“What’s an opportunity or pursuit that you passed on earlier in life, but if the opportunity came again, you would consider taking it?” 

This is a question I contemplated a lot during our last three-month road trip. And this year, while I’m working a max of 8 hours a week, I’m still considering. 

The Roads Not Taken

Our lives are full of roads not taken. Paths diverged, and we made a choice. One choice pulled us farther away from the other choice. Maybe you have regrets. But most likely, you don’t. The choices we made brought us to where we are now. 

The mistake is thinking that once the paths diverged, they will never loop around again. There were lots of good reasons you didn’t choose that other path at the time. 

But what if you had another chance? Would you still be interested? Is there still a spark of curiosity or excitement? 

For those who are being intentional with their money, paying down debt, saving, and investing, you might have more agency than you think. The path might not circle back on its own, but you can make a detour and find it again. 

Mini-Retirements and 2nd Chapters

I talk with my coaching clients a lot about their 2nd chapter. The first chapter is the part of your career where you are paying down debt, getting established, and saving for retirement. A big focus in the 1st chapter is often optimizing income. 

For some people, the 1st chapter never ends. But for those on the financial independence journey, you start thinking about the 2nd chapter at some point. The second chapter probably involves some type of work, but you might not be optimizing for income anymore.

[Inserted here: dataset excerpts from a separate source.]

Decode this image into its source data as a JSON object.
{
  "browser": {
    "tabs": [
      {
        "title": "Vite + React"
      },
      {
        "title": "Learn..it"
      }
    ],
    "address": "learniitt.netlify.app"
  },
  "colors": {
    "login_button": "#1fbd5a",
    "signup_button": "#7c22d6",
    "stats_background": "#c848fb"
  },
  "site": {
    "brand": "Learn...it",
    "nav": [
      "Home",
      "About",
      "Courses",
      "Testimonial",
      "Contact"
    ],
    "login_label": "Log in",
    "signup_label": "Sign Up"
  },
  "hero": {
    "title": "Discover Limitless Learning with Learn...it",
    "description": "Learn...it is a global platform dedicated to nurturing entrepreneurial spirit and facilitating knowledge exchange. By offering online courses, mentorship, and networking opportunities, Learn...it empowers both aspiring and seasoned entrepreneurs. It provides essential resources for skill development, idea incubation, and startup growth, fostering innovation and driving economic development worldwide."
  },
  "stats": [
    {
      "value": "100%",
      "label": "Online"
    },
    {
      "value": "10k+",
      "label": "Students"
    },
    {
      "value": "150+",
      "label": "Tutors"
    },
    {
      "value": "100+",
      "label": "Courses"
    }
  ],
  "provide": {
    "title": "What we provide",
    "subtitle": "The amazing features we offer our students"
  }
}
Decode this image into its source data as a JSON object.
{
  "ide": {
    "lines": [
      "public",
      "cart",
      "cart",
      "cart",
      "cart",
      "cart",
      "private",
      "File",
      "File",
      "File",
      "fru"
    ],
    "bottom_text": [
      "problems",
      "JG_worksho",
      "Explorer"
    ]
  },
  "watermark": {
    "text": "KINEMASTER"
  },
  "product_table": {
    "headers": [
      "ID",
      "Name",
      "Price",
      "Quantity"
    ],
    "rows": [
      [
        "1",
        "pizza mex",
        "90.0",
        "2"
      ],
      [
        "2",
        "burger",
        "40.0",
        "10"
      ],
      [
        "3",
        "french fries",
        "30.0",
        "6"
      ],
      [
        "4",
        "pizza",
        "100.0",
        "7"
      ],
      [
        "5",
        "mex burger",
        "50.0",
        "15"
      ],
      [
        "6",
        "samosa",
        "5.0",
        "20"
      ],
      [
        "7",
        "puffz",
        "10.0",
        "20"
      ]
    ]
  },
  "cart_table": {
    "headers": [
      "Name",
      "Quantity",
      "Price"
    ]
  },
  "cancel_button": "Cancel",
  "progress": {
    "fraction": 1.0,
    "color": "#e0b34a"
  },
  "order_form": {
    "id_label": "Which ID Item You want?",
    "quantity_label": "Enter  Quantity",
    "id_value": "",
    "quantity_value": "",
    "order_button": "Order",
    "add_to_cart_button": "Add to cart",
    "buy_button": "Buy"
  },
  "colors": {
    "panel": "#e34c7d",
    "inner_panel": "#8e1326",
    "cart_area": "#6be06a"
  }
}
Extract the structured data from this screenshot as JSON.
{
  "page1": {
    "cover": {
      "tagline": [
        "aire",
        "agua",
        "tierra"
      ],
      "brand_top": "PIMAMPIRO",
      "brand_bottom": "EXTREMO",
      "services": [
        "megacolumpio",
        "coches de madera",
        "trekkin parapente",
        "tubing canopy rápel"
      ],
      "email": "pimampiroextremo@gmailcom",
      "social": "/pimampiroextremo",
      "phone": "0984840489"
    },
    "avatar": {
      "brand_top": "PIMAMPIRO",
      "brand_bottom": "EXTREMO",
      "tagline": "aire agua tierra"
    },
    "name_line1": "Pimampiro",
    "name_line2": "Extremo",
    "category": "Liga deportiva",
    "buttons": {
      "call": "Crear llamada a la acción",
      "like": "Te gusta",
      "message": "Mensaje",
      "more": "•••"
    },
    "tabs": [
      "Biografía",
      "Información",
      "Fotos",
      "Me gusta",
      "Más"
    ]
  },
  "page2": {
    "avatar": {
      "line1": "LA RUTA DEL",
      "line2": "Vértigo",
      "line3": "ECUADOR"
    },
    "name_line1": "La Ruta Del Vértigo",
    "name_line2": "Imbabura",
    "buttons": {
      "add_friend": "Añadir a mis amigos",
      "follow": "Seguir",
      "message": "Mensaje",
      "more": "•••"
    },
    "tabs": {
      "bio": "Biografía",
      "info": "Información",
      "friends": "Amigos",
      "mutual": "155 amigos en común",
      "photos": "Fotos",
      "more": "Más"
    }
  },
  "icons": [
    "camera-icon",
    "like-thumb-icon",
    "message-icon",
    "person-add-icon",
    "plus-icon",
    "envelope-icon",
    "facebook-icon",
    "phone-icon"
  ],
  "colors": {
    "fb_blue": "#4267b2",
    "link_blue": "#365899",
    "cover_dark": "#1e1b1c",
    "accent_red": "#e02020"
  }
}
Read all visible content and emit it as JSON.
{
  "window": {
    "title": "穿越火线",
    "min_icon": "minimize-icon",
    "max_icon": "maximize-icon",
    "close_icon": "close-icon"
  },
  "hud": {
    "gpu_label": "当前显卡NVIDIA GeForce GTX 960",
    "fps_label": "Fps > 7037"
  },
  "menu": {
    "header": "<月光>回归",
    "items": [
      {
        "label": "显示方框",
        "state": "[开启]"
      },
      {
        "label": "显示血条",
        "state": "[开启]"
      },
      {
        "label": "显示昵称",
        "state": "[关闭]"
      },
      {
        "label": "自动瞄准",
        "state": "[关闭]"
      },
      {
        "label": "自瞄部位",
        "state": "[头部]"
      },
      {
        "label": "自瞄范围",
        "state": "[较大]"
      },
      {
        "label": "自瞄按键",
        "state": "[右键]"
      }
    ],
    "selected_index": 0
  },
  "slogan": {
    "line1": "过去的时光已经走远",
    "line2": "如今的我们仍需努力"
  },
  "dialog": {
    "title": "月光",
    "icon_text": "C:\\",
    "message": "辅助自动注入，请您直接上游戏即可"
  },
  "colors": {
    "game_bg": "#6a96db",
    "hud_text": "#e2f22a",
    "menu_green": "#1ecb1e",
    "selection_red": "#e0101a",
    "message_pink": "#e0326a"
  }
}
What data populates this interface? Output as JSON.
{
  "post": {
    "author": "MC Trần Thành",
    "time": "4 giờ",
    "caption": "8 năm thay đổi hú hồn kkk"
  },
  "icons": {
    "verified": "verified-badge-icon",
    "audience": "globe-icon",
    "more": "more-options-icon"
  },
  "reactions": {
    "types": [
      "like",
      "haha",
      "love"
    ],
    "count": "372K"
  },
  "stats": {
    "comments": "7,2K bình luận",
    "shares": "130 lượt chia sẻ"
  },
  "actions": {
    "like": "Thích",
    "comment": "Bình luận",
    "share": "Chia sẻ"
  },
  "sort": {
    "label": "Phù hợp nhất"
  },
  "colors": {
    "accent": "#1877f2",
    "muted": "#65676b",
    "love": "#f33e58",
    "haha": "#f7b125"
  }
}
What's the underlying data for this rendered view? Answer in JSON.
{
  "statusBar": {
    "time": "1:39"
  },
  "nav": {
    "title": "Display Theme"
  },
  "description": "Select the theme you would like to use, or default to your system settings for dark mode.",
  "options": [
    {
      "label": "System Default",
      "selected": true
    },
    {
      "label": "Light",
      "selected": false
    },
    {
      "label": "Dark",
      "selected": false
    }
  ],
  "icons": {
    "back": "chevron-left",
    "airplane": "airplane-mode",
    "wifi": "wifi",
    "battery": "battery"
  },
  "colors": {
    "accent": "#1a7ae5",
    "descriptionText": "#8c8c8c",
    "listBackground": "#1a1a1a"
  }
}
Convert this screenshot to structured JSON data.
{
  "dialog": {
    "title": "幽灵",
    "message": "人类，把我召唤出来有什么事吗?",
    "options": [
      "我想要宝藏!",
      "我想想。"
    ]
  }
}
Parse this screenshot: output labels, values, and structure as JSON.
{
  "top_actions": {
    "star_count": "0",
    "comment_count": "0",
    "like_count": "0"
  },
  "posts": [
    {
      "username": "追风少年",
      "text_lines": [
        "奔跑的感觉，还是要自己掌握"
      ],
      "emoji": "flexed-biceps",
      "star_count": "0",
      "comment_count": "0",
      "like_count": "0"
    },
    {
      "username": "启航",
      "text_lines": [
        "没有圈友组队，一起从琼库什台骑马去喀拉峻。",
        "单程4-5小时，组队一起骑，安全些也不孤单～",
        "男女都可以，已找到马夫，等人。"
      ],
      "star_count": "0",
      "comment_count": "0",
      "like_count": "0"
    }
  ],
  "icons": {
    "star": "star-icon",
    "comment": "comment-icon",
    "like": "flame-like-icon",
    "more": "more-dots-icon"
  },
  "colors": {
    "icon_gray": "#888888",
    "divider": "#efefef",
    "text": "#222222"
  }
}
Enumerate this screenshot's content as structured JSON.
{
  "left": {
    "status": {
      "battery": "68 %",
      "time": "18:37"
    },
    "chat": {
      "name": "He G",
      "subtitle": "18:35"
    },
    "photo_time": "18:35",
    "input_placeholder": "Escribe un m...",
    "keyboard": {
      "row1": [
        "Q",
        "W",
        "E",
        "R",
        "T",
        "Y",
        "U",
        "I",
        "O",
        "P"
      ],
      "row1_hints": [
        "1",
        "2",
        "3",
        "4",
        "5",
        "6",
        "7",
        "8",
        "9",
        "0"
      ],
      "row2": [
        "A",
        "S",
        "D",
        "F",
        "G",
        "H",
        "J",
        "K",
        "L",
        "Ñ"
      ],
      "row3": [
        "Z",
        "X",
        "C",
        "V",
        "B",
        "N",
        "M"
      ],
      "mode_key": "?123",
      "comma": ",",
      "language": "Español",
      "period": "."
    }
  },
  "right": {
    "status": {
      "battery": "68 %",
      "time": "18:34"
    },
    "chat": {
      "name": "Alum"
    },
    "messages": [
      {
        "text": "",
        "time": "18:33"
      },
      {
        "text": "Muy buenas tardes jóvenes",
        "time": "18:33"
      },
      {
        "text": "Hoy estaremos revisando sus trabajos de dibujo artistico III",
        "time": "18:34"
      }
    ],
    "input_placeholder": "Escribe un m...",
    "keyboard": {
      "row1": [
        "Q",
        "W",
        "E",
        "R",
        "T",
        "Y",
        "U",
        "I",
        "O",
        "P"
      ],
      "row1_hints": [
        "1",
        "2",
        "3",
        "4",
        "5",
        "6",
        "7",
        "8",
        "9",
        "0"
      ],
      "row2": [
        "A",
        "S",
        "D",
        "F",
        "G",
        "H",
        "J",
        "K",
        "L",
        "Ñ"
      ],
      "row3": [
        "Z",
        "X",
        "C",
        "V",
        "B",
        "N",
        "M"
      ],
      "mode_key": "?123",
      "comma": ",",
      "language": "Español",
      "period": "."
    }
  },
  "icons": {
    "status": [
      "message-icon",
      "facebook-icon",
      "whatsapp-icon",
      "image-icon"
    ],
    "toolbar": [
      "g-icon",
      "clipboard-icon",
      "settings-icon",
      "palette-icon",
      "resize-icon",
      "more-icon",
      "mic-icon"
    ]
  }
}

Instead, you might start optimizing for time with family, health, purpose in your work, work-life balance, and more interesting or challenging work projects. 

There is this false narrative in the American culture that it’s okay to switch careers in the 2nd chapter…..BUT it better be seamless. Two weeks tops between careers. The expectation is that while you are burned out and overwhelmed in your current career that has consumed your life for the last 15+ years, you can also rest, recuperate and reimagine your next chapter. 

That almost never works. 

You need time to rest. You need time to explore. To try things out. To become more creative again. To reimagine. 

When you are burned out and tired, your focus naturally narrows. You can only focus on the most essential and urgent things. That’s biology. If you don’t have enough mental resources, you should focus on surviving. If you’re lost in the woods, you shouldn’t be designing new buildings or writing a novel. Your 180-degree vision should shrink down to 20 or 30 degrees. Focus on the essential. 

But as you rest and recuperate, your vision can widen again. You can start to see new possibilities. You can think creatively. You can make connections you missed before. Your intuition comes back. 

I’ve coached dozens of people through this process, and the pattern is really consistent. But expecting to creatively and intuitively reimagine your life while you are buried at work is a lie. It’s almost biologically impossible. 

As you reimagine this next chapter, think about the roads not taken. All the paths that you could have gone down but didn’t make sense at the time. Maybe now is the right time? 

Is it too late?

This is a question I get a lot? Is it too late to start something new for a 2nd chapter? 

Here’s a rule of thumb I use when traveling. I need to spend 2x as much time in my destination as it takes to travel there. So if the drive is 2 hours each way (4 hours total), I want to be able to spend at least 8 hours there. 

Maybe that rule of thumb will help you decide if you have enough time. If you have always wanted to be a teacher and it will take 4 years of education, do you have 8 years of teaching left in you? 

The exception to the rule is if you love the journey to your goal. Would you love the process? Maybe the journey is even better than the destination. We live close to Glacier National Park in Montana. And we break that rule of thumb to go into the park all the time. Why? I love the drive into the park. It’s beautiful and relaxing. I’d happily drive the 2 hours total, even if we are only there for an hour.

Seven years ago I became financially independent, and I asked myself about roads not taken. There were many! Lots of things that felt to impractical, undependable, and risky during my 20’s. Things I passed by for more consistent paychecks. For the last 7 years, I’ve looped back to many of those old dreams. I started a coaching business. I wrote a book. I created online content. And I traveled around the country with our 5 kids. 

What will the next 7 years hold? That’s the biggest error in early retirement planning… assuming every year will be the same for the next 40 years. Once you are FI and in control of your time, the years become long. You can accomplish so many things. And you get to keep asking yourself the same questions and expecting new answers. Because life will change. You will change. And roads not taken before might be able to loop back around.